On Fri, 23 Dec 2016, Riccardo (Jack) Lucchetti wrote:
On Sat, 17 Dec 2016, Allin Cottrell wrote:
> I've added in git a function named ecdf which takes a series or vector
> argument and returns the empirical CDF in the form of a two column matrix
> with unique sorted values of the input in column 1 and cumulative relative
> frequency in column 2.
>
> This is not very difficult to do in hansl, but it's substantially faster in
> C (the differential depending on the dimensions of the problem) and I think
> it may be worth having. Test script below.
>
> <hansl>
> function matrix hansl_ecdf (const matrix M)
> matrix ret = values(M) ~ 0
> scalar n = rows(M)
> loop i=1..rows(ret) -q
> ret[i,2] = sumc(M .<= ret[i,1])/n
> endloop
> return ret
> end function
>
> scalar N = 3000
> matrix M = zeros(N, 1)
> loop i=1..N -q
> M[i] = randint(1, 200)
> endloop
>
> scalar t1=0
> scalar t2=0
>
> loop 500 -q
> set stopwatch
> matrix ec1 = ecdf(M)
> t1 += $stopwatch
> matrix ec2 = hansl_ecdf(M)
> t2 += $stopwatch
> endloop
>
> printf "built-in: %.3fs\n", t1
> printf "hansl: %.3fs\n", t2
> </hansl>
>
> hansl_ecdf() could probably be improved upon, but it seems like a "natural"

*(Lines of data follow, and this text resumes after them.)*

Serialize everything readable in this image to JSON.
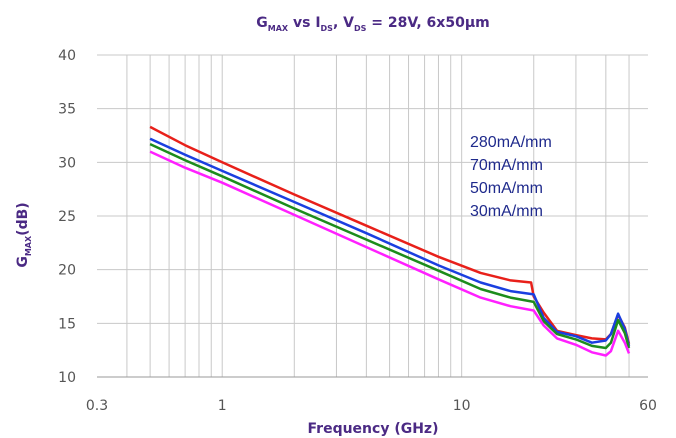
{
  "chart_data": {
    "type": "line",
    "title": {
      "parts": [
        {
          "text": "G",
          "sub": false
        },
        {
          "text": "MAX",
          "sub": true
        },
        {
          "text": " vs I",
          "sub": false
        },
        {
          "text": "DS",
          "sub": true
        },
        {
          "text": ", V",
          "sub": false
        },
        {
          "text": "DS",
          "sub": true
        },
        {
          "text": " = 28V, 6x50µm",
          "sub": false
        }
      ]
    },
    "xlabel": "Frequency (GHz)",
    "ylabel": {
      "parts": [
        {
          "text": "G",
          "sub": false
        },
        {
          "text": "MAX",
          "sub": true
        },
        {
          "text": "(dB)",
          "sub": false
        }
      ]
    },
    "x_scale": "log",
    "xlim": [
      0.3,
      60
    ],
    "ylim": [
      10,
      40
    ],
    "xticks": [
      0.3,
      1,
      10,
      60
    ],
    "xtick_labels": [
      "0.3",
      "1",
      "10",
      "60"
    ],
    "yticks": [
      10,
      15,
      20,
      25,
      30,
      35,
      40
    ],
    "ytick_labels": [
      "10",
      "15",
      "20",
      "25",
      "30",
      "35",
      "40"
    ],
    "grid": true,
    "legend": {
      "placement": "upper-right (inside plot)",
      "entries": [
        "280mA/mm",
        "70mA/mm",
        "50mA/mm",
        "30mA/mm"
      ]
    },
    "series": [
      {
        "name": "280mA/mm",
        "color": "#e8201a",
        "x": [
          0.5,
          0.7,
          1,
          2,
          4,
          8,
          12,
          16,
          19.5,
          20,
          22,
          25,
          30,
          35,
          40,
          42,
          45,
          48,
          50
        ],
        "y": [
          33.3,
          31.6,
          30.0,
          27.0,
          24.1,
          21.2,
          19.7,
          19.0,
          18.8,
          17.5,
          16.0,
          14.3,
          13.9,
          13.6,
          13.5,
          14.0,
          15.8,
          14.6,
          13.1
        ]
      },
      {
        "name": "70mA/mm",
        "color": "#1a3fe0",
        "x": [
          0.5,
          0.7,
          1,
          2,
          4,
          8,
          12,
          16,
          20,
          22,
          25,
          30,
          35,
          40,
          42,
          45,
          48,
          50
        ],
        "y": [
          32.2,
          30.7,
          29.2,
          26.3,
          23.4,
          20.4,
          18.8,
          18.0,
          17.7,
          15.5,
          14.2,
          13.8,
          13.2,
          13.4,
          14.0,
          15.9,
          14.5,
          12.9
        ]
      },
      {
        "name": "50mA/mm",
        "color": "#1c8c1c",
        "x": [
          0.5,
          0.7,
          1,
          2,
          4,
          8,
          12,
          16,
          20,
          22,
          25,
          30,
          35,
          40,
          42,
          45,
          48,
          50
        ],
        "y": [
          31.7,
          30.2,
          28.7,
          25.7,
          22.8,
          19.9,
          18.2,
          17.4,
          17.0,
          15.2,
          14.0,
          13.5,
          12.9,
          12.7,
          13.2,
          15.3,
          14.1,
          12.7
        ]
      },
      {
        "name": "30mA/mm",
        "color": "#ff20ff",
        "x": [
          0.5,
          0.7,
          1,
          2,
          4,
          8,
          12,
          16,
          20,
          22,
          25,
          30,
          35,
          40,
          42,
          45,
          48,
          50
        ],
        "y": [
          31.0,
          29.5,
          28.1,
          25.1,
          22.1,
          19.1,
          17.4,
          16.6,
          16.2,
          14.8,
          13.6,
          13.0,
          12.3,
          12.0,
          12.4,
          14.3,
          13.2,
          12.2
        ]
      }
    ]
  }
}
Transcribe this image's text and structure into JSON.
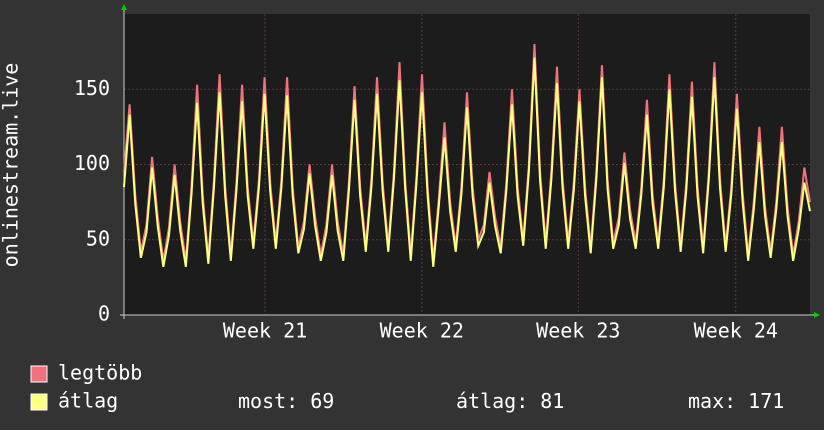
{
  "chart_data": {
    "type": "line",
    "y_label": "onlinestream.live",
    "xlim": [
      0,
      30.5
    ],
    "ylim": [
      0,
      200
    ],
    "xticks": [
      {
        "value": 6.27,
        "label": "Week 21"
      },
      {
        "value": 13.24,
        "label": "Week 22"
      },
      {
        "value": 20.2,
        "label": "Week 23"
      },
      {
        "value": 27.2,
        "label": "Week 24"
      }
    ],
    "yticks": [
      0,
      50,
      100,
      150
    ],
    "grid": true,
    "x": [
      0,
      0.25,
      0.5,
      0.75,
      1,
      1.25,
      1.5,
      1.75,
      2,
      2.25,
      2.5,
      2.75,
      3,
      3.25,
      3.5,
      3.75,
      4,
      4.25,
      4.5,
      4.75,
      5,
      5.25,
      5.5,
      5.75,
      6,
      6.25,
      6.5,
      6.75,
      7,
      7.25,
      7.5,
      7.75,
      8,
      8.25,
      8.5,
      8.75,
      9,
      9.25,
      9.5,
      9.75,
      10,
      10.25,
      10.5,
      10.75,
      11,
      11.25,
      11.5,
      11.75,
      12,
      12.25,
      12.5,
      12.75,
      13,
      13.25,
      13.5,
      13.75,
      14,
      14.25,
      14.5,
      14.75,
      15,
      15.25,
      15.5,
      15.75,
      16,
      16.25,
      16.5,
      16.75,
      17,
      17.25,
      17.5,
      17.75,
      18,
      18.25,
      18.5,
      18.75,
      19,
      19.25,
      19.5,
      19.75,
      20,
      20.25,
      20.5,
      20.75,
      21,
      21.25,
      21.5,
      21.75,
      22,
      22.25,
      22.5,
      22.75,
      23,
      23.25,
      23.5,
      23.75,
      24,
      24.25,
      24.5,
      24.75,
      25,
      25.25,
      25.5,
      25.75,
      26,
      26.25,
      26.5,
      26.75,
      27,
      27.25,
      27.5,
      27.75,
      28,
      28.25,
      28.5,
      28.75,
      29,
      29.25,
      29.5,
      29.75,
      30,
      30.25,
      30.5
    ],
    "series": [
      {
        "name": "legtöbb",
        "color": "#f0737b",
        "values": [
          95,
          140,
          80,
          42,
          60,
          105,
          65,
          36,
          58,
          100,
          62,
          36,
          85,
          153,
          80,
          38,
          90,
          160,
          85,
          40,
          88,
          153,
          85,
          48,
          90,
          158,
          88,
          48,
          90,
          158,
          85,
          45,
          62,
          100,
          65,
          40,
          60,
          100,
          62,
          40,
          88,
          152,
          85,
          46,
          90,
          158,
          88,
          46,
          95,
          168,
          90,
          40,
          92,
          160,
          85,
          36,
          78,
          128,
          75,
          46,
          85,
          148,
          85,
          50,
          60,
          95,
          65,
          45,
          88,
          150,
          85,
          50,
          100,
          180,
          95,
          48,
          95,
          165,
          90,
          48,
          88,
          150,
          85,
          45,
          95,
          166,
          90,
          48,
          65,
          108,
          70,
          48,
          85,
          143,
          80,
          48,
          90,
          160,
          88,
          46,
          88,
          155,
          85,
          45,
          95,
          168,
          90,
          46,
          85,
          147,
          82,
          40,
          75,
          125,
          72,
          42,
          75,
          125,
          72,
          40,
          62,
          98,
          75
        ]
      },
      {
        "name": "átlag",
        "color": "#ffff80",
        "values": [
          85,
          133,
          74,
          38,
          55,
          98,
          59,
          32,
          53,
          93,
          56,
          32,
          80,
          141,
          74,
          34,
          85,
          148,
          79,
          36,
          83,
          142,
          79,
          44,
          85,
          147,
          82,
          44,
          85,
          146,
          79,
          41,
          57,
          94,
          59,
          36,
          55,
          93,
          56,
          36,
          83,
          143,
          79,
          42,
          85,
          147,
          82,
          42,
          90,
          156,
          84,
          36,
          87,
          148,
          79,
          32,
          73,
          118,
          69,
          42,
          80,
          138,
          79,
          46,
          55,
          88,
          59,
          41,
          83,
          140,
          79,
          46,
          95,
          171,
          89,
          44,
          90,
          154,
          84,
          44,
          83,
          142,
          79,
          41,
          90,
          158,
          84,
          44,
          60,
          101,
          64,
          44,
          80,
          133,
          74,
          44,
          85,
          150,
          82,
          42,
          83,
          145,
          79,
          41,
          90,
          158,
          84,
          42,
          80,
          137,
          76,
          36,
          70,
          115,
          66,
          38,
          70,
          115,
          66,
          36,
          57,
          88,
          69
        ]
      }
    ],
    "stats": [
      {
        "label": "most:",
        "value": 69
      },
      {
        "label": "átlag:",
        "value": 81
      },
      {
        "label": "max:",
        "value": 171
      }
    ]
  }
}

> solution for hansl users. Output on the machine I'm at:
>
> built-in: 0.204s
> hansl: 1.610s
>
> (Besides, the built-in version handles both series and vectors, and
> automatically drops NAs or NaNs from the calculation.)
>
> If I've missed a reason why this is redundant (which sometimes happens!)

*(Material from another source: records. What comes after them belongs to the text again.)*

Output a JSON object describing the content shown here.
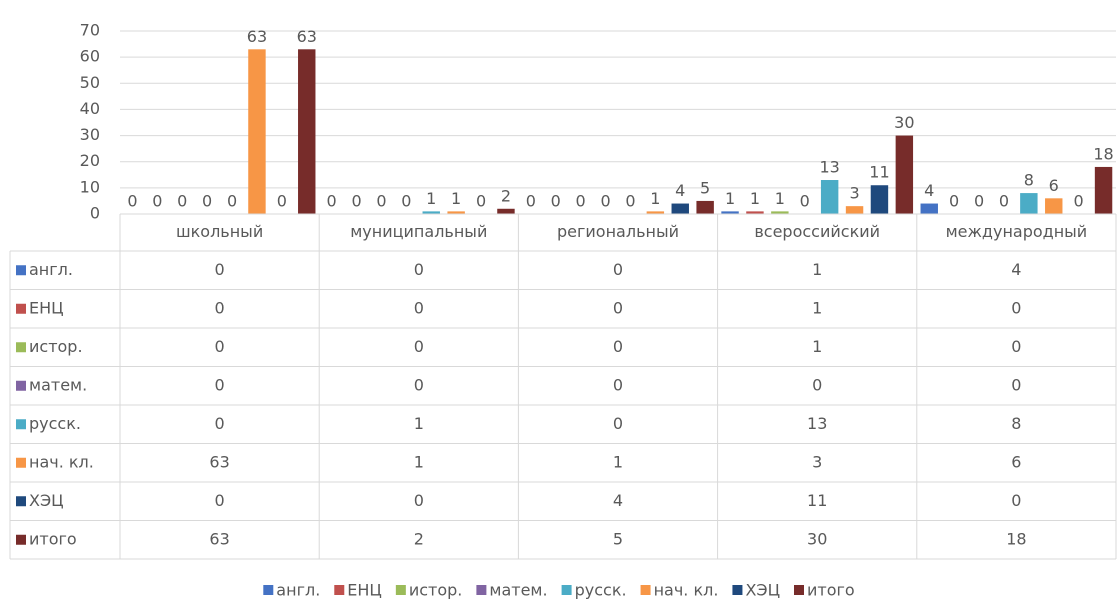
{
  "chart_data": {
    "type": "bar",
    "categories": [
      "школьный",
      "муниципальный",
      "региональный",
      "всероссийский",
      "международный"
    ],
    "series": [
      {
        "name": "англ.",
        "color": "#4472c4",
        "values": [
          0,
          0,
          0,
          1,
          4
        ]
      },
      {
        "name": "ЕНЦ",
        "color": "#c0504d",
        "values": [
          0,
          0,
          0,
          1,
          0
        ]
      },
      {
        "name": "истор.",
        "color": "#9bbb59",
        "values": [
          0,
          0,
          0,
          1,
          0
        ]
      },
      {
        "name": "матем.",
        "color": "#8064a2",
        "values": [
          0,
          0,
          0,
          0,
          0
        ]
      },
      {
        "name": "русск.",
        "color": "#4bacc6",
        "values": [
          0,
          1,
          0,
          13,
          8
        ]
      },
      {
        "name": "нач. кл.",
        "color": "#f79646",
        "values": [
          63,
          1,
          1,
          3,
          6
        ]
      },
      {
        "name": "ХЭЦ",
        "color": "#1f497d",
        "values": [
          0,
          0,
          4,
          11,
          0
        ]
      },
      {
        "name": "итого",
        "color": "#772c2a",
        "values": [
          63,
          2,
          5,
          30,
          18
        ]
      }
    ],
    "ylim": [
      0,
      70
    ],
    "yticks": [
      0,
      10,
      20,
      30,
      40,
      50,
      60,
      70
    ],
    "grid": true,
    "legend": "bottom"
  }
}
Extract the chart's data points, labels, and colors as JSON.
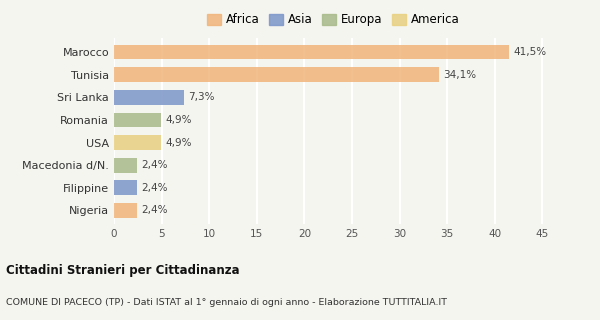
{
  "categories": [
    "Marocco",
    "Tunisia",
    "Sri Lanka",
    "Romania",
    "USA",
    "Macedonia d/N.",
    "Filippine",
    "Nigeria"
  ],
  "values": [
    41.5,
    34.1,
    7.3,
    4.9,
    4.9,
    2.4,
    2.4,
    2.4
  ],
  "labels": [
    "41,5%",
    "34,1%",
    "7,3%",
    "4,9%",
    "4,9%",
    "2,4%",
    "2,4%",
    "2,4%"
  ],
  "colors": [
    "#f0b47a",
    "#f0b47a",
    "#7b96c8",
    "#a8ba8a",
    "#e8d080",
    "#a8ba8a",
    "#7b96c8",
    "#f0b47a"
  ],
  "legend_labels": [
    "Africa",
    "Asia",
    "Europa",
    "America"
  ],
  "legend_colors": [
    "#f0b47a",
    "#7b96c8",
    "#a8ba8a",
    "#e8d080"
  ],
  "xlim": [
    0,
    46
  ],
  "xticks": [
    0,
    5,
    10,
    15,
    20,
    25,
    30,
    35,
    40,
    45
  ],
  "title_main": "Cittadini Stranieri per Cittadinanza",
  "title_sub": "COMUNE DI PACECO (TP) - Dati ISTAT al 1° gennaio di ogni anno - Elaborazione TUTTITALIA.IT",
  "bg_color": "#f5f5f0",
  "grid_color": "#ffffff",
  "bar_height": 0.65
}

> please let me know. Otherwise I'll go ahead and document it.
The following is, in fact, a bit faster than yours, but still slower than C
(unsurprisingly); but, as you say, it doesn't support matrices, although it'd
be noce to extend aggregate to do so
<hansl>
function matrix hansl_ecdf(series x)
ret = aggregate(const,x)
a = cum(ret[,2])
scalar n = a[rows(a)]
ret[,2] = a ./ n
return ret
end function
</hansl>
You're too modest, this version is over twice as fast as my naive
hansl version ;-)
Besides it exposes a couple of things about aggregate() which are
now fixed in git. First, the help didn't indicate that you could
call it without a third (aggregator function) argument. Second, in
your usage above, "const" is just a dummy that does nothing; one
could replace it with "null". However, one couldn't just omit it
altogether, as in
ret = aggregate(,x) # error
but it seems that variant ought to be acceptable. It now is in git.
Allin